Retrieving object instances among cluttered scenes efficiently requires compact yet comprehensive regional image representations. Intuitively, object semantics can help build the index that focuses on the most relevant regions. However, due to the lack of bounding-box datasets for objects of interest among retrieval benchmarks, most recent work on regional representations has focused on either uniform or class-agnostic region selection. In this paper, we first fill the void by providing a new dataset of landmark bounding boxes, based on the Google Landmarks dataset, that includes $94k$ images with manually curated boxes from $15k$ unique landmarks. Then, we demonstrate how a trained landmark detector, using our new dataset, can be leveraged to index image regions and improve retrieval accuracy while being much more efficient than existing regional methods.
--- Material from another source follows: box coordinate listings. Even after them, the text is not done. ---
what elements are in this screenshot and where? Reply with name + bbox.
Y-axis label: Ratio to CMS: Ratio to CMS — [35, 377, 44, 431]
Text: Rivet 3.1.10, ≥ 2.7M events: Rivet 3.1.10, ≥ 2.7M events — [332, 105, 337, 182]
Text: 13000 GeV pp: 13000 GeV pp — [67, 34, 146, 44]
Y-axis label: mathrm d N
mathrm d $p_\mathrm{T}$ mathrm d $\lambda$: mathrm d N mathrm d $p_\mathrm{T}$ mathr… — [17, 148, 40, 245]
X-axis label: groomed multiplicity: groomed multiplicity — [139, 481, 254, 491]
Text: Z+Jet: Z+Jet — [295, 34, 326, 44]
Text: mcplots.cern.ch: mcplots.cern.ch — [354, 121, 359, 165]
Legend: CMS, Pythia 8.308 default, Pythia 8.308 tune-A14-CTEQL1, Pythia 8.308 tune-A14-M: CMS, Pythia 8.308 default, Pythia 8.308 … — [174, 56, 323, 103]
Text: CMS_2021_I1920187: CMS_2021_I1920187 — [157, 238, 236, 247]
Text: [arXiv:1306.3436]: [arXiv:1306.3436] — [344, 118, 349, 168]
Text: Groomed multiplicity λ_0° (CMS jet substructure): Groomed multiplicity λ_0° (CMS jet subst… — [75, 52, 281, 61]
In addition, we further introduce a novel regional aggregated selective match kernel (R-ASMK) to effectively combine information from detected regions into an improved holistic image representation. R-ASMK boosts image retrieval accuracy substantially at no additional memory cost, while even outperforming systems that index image regions independently. Our complete image retrieval system improves upon the previous state-of-the-art by significant margins on the Revisited Oxford and Paris datasets. Code and data will be released.